Clarêncio estampou o sorriso de sua velha sabedoria e falou:

— Não, André. A história não acabou. O que passou foi a crise que nos ofereceu motivo a tantas lições. Nossos amigos, pelo esforço admirável com que se dedicaram ao reajuste, dispõem agora de alguns anos de paz relativa, nos quais poderão replantar o campo do destino. Entretanto, mais tarde, voltarão por aqui a dor e a prova, a enfermidade e a morte, conferindo o aproveitamento de cada um. É a luta aperfeiçoando a vida, até que a nossa vida se harmonize, sem luta, com os Desígnios do Senhor.

O Ministro não logrou prosseguir.

Nossa caravana, constituída por dezenas de companheiros, iniciara a volta.

A viagem, diante do firmamento que acendia flamejantes lumes, não podia ser mais bela…

Chegados, porém, ao Lar da Bênção, notamos que Odila chorava copiosamente.

Aquela alma varonil de mulher vencera a batalha consigo mesma, no entanto, não parecia satisfeita com o próprio triunfo. Clara conseguira-lhe brilhante posição de trabalho nas Esferas mais altas, contudo, nossa heroína revelava-se em penosa consternação.

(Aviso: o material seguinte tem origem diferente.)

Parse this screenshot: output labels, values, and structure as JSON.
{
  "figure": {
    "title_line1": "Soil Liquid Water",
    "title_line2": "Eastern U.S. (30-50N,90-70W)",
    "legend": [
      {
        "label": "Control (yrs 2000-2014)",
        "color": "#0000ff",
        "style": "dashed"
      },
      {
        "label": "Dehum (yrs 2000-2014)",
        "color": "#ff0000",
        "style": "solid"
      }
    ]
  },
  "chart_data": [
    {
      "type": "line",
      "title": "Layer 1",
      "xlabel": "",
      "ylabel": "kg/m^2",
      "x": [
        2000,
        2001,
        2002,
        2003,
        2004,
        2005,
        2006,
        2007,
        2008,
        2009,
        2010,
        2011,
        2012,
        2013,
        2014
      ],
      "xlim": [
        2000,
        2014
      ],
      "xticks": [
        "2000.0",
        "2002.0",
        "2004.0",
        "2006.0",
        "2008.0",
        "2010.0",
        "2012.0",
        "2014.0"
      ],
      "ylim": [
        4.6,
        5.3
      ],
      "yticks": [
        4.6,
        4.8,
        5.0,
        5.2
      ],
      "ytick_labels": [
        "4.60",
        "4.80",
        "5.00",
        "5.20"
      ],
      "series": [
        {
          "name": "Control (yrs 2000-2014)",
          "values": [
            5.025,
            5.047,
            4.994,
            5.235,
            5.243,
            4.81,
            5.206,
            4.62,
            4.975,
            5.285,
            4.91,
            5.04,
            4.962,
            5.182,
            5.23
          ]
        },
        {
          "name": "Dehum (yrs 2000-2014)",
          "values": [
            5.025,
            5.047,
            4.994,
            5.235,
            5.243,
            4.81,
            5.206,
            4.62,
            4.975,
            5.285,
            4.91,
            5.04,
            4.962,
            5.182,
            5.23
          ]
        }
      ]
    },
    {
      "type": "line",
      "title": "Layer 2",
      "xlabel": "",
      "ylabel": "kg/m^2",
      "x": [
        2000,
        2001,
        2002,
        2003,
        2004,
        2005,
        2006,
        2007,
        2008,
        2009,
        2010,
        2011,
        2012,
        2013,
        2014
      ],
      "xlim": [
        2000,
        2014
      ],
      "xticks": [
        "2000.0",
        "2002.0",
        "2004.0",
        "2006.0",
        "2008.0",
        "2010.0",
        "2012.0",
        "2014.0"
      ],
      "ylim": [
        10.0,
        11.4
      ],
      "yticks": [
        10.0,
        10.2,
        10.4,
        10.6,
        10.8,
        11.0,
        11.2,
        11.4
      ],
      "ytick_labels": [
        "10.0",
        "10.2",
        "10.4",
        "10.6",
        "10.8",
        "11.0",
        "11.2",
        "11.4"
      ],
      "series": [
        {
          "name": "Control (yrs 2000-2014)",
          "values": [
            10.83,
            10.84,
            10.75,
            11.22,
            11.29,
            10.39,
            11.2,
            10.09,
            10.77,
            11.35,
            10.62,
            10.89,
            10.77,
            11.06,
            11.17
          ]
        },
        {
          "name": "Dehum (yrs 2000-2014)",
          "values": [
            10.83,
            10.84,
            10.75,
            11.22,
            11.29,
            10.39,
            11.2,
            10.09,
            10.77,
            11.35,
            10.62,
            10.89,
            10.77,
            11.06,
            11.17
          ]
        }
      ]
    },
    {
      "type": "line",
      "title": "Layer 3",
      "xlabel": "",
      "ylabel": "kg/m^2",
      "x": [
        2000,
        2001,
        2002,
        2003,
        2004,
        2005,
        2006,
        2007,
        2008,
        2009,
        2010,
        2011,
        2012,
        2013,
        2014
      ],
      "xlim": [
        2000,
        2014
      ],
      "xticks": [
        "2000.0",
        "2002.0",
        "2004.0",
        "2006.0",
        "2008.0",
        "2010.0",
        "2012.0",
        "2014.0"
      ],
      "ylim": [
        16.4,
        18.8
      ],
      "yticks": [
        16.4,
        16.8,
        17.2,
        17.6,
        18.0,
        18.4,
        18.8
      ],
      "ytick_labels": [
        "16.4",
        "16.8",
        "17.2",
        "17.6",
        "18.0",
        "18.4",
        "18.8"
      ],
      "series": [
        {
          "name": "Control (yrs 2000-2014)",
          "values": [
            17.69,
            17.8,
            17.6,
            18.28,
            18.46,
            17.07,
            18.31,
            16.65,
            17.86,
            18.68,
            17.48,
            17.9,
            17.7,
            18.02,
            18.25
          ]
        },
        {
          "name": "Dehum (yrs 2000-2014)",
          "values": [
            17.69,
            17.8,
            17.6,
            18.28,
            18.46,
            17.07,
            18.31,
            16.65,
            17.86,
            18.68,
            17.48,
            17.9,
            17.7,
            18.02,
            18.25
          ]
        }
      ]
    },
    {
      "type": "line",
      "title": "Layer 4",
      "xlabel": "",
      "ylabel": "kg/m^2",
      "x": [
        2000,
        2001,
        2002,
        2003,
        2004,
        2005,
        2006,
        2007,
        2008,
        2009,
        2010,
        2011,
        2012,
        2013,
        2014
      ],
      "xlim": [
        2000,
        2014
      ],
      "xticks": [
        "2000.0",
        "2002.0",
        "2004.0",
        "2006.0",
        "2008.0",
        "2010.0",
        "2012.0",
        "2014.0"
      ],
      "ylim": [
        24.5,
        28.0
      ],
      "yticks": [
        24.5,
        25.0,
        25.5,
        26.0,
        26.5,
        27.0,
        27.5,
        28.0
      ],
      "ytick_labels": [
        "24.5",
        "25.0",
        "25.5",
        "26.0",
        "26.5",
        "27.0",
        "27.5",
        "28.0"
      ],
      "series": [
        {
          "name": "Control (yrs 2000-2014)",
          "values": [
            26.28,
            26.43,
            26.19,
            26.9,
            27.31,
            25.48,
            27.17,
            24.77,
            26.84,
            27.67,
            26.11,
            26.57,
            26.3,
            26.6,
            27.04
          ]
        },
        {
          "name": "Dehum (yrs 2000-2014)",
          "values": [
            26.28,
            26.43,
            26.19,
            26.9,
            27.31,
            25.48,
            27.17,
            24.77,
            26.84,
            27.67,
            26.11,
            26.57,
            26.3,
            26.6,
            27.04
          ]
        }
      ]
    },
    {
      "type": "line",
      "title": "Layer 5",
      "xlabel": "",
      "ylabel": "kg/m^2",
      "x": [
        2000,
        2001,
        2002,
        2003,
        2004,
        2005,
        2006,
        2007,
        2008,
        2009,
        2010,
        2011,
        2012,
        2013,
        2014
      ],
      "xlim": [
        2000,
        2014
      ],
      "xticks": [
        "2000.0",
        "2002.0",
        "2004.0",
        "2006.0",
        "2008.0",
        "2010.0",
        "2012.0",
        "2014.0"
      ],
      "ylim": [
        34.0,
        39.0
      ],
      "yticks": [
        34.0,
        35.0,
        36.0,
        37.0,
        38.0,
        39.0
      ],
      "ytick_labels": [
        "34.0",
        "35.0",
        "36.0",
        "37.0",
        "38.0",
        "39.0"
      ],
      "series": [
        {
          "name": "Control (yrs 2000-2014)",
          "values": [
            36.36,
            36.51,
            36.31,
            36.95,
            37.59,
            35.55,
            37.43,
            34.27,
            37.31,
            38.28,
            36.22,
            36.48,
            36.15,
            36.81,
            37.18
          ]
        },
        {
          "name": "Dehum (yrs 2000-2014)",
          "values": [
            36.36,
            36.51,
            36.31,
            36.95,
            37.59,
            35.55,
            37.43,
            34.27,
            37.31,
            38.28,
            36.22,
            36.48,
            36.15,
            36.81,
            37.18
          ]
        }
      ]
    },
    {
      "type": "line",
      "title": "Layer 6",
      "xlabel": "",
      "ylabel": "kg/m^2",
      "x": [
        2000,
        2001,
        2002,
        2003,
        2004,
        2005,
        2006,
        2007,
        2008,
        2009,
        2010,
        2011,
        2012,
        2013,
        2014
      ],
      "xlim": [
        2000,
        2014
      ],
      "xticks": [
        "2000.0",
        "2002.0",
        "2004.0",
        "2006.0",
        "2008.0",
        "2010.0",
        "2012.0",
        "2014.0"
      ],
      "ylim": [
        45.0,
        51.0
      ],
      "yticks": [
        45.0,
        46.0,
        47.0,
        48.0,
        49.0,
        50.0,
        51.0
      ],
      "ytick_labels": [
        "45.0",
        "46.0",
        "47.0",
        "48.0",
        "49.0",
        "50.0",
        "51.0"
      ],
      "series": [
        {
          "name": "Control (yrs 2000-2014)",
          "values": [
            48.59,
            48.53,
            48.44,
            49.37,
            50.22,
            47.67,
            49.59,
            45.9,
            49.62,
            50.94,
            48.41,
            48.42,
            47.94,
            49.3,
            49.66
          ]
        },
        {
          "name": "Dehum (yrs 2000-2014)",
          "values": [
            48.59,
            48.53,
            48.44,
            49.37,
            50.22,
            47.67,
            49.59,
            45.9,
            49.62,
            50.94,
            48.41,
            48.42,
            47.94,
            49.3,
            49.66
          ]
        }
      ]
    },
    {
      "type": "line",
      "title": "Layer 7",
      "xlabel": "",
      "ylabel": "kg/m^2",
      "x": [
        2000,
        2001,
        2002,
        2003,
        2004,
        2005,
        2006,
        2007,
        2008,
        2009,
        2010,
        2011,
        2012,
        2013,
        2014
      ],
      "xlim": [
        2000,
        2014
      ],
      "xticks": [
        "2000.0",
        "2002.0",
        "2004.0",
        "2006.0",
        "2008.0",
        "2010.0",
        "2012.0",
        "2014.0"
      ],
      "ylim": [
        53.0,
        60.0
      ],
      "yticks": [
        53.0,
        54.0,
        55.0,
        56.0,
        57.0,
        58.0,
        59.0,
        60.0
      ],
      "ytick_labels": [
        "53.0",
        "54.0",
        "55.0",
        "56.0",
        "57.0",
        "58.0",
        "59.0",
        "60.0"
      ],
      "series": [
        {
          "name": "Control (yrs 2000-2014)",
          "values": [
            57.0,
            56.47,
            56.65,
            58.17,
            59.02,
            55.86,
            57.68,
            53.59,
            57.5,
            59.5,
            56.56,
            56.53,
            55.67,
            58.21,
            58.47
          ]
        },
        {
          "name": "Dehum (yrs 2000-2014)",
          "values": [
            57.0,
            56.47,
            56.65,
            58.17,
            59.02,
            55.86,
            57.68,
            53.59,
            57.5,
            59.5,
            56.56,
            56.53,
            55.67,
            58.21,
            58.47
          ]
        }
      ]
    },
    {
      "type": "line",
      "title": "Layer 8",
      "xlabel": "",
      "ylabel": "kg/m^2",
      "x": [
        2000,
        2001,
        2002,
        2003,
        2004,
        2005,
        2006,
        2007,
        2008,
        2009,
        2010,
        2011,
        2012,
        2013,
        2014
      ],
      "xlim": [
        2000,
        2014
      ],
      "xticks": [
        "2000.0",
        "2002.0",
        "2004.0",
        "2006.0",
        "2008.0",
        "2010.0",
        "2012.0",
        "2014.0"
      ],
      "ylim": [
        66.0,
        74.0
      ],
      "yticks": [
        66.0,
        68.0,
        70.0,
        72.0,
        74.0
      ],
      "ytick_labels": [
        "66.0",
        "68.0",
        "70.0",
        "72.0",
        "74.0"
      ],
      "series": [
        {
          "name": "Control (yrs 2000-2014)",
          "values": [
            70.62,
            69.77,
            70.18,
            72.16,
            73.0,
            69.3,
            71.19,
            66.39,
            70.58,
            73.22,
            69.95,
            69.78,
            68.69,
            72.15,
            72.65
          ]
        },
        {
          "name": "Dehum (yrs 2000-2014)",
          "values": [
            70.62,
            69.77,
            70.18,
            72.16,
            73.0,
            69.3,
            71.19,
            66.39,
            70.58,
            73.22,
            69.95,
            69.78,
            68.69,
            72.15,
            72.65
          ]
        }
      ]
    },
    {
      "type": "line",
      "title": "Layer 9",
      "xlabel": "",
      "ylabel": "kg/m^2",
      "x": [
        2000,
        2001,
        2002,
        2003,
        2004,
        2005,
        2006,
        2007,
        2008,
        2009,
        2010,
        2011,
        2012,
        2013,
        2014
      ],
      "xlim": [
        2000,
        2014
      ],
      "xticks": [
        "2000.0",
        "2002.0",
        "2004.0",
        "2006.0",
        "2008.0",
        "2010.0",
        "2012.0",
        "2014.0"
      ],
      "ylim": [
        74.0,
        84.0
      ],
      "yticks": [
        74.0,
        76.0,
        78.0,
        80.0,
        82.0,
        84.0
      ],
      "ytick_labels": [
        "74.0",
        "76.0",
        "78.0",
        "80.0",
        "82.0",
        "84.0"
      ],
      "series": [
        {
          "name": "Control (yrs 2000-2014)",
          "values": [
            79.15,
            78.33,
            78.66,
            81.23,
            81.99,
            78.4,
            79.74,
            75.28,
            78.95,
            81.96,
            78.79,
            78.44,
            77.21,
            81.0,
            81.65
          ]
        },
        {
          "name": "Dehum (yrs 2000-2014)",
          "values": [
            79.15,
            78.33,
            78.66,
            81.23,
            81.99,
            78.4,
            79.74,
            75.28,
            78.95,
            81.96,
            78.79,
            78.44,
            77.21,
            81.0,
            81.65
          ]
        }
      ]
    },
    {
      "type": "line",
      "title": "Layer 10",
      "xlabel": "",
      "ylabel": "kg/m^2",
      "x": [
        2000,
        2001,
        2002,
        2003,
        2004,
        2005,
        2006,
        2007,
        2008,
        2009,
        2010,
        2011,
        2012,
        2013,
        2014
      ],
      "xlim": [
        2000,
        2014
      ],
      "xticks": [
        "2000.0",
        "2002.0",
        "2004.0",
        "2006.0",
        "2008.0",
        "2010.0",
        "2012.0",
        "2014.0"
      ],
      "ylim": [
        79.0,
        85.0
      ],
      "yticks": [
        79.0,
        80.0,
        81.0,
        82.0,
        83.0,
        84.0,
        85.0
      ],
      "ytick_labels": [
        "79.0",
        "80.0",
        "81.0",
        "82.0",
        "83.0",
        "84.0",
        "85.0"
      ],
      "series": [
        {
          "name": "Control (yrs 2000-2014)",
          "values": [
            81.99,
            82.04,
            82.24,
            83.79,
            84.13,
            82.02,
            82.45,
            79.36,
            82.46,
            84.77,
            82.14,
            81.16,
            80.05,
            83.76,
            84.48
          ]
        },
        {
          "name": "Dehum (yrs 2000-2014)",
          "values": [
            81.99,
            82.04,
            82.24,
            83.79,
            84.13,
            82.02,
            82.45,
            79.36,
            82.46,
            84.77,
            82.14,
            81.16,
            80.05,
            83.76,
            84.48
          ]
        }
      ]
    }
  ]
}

Penetrando o santuário de Blandina, onde tantas vezes nos reuníramos para examinar os problemas que nos afligiam de perto, o Ministro abraçou-a e recomendou, paternal:

— Odila, enquanto celebramos tua vitória, dize que Céu procuras!

Ela caminhou para Irmã Clara e osculou-lhe a destra, num gesto mudo de reconhecimento e, depois, voltando-se para o nosso instrutor, respondeu com humildade:

— Devotado benfeitor, meu lar terrestre é o meu paraíso…

— Mas não ignoras que o domicílio do mundo não te pertence mais.

— Sim, — concordou a interlocutora, respeitosa, — sei disso, entretanto, desejo servir a ele, sem que ele seja meu… Amo meu esposo por inesquecível companheiro da vida eterna, abençoando a admirável mulher a quem ele agora pertence e que passei a querer por filha de minha ternura… Amo meus filhos, apesar de saber que não podem presentemente sentir o calor de meu coração… Deus sabe que hoje amo sem o propósito de ser amada, que me proponho oferecer-me sem retribuição, a fim de aprender com Jesus a dar sem receber…

A emoção embargou-lhe a voz.

De nosso lado, tínhamos nossos olhos marejados de pranto.

Visivelmente comovido, Clarêncio levantou-lhe a fronte submissa, afagou-lhe os cabelos e, colocando-lhe uma flor de luz sobre o peito, exclamou:

— Onde permanece o nosso amor, aí fulgura o Céu que sonhamos. Mereces o paraíso que procuras. Retorna, Odila, ao teu lar quando quiseres. Sê para o teu esposo e para as almas que o seguem o astro de cada noite e a bênção de cada dia! O amor puro outorga-te esse direito. Volta e ama…

E, quando te ergueres do vale humano, teu coração será como faixa de sol, trazendo ao Cristo os corações que pastorearás no campo imenso da vida!

Odila ajoelhou-se e beijou-lhe as mãos veneráveis.

Nesse instante, funda saudade assomou-me à alma opressa.

Experimentei a estranha sensação do pai que busca inutilmente os filhos arrebatados ao seu carinho. Ave distante da paisagem que a vira nascer, vi-me atormentado pelo anseio de recuperar, de imediato, o meu ninho…

Lágrimas quentes derramavam-se de meu coração pela concha dos olhos e, temendo perturbar a harmonia reinante, demandei o jardim próximo e, sozinho, fitei o firmamento, pintalgado de estrelas…

O vento que soprava célere parecia dizer-me:

— “Confia!…”

O perfume das flores, de passagem por mim, apelava em silêncio:

— “Não te detenhas!”

E as constelações faiscantes, pendendo da Altura, davam-me a impressão de acenos da luz eterna, concitando-me sem palavras:

— “Luta e aperfeiçoa-te! A plenitude do teu amor brilhará também um dia!…”

Então, numa prece de agradecimento ao Pai Celestial, percebi que meu espírito pacificado sorria, de novo, ao toque inefável de sublime esperança.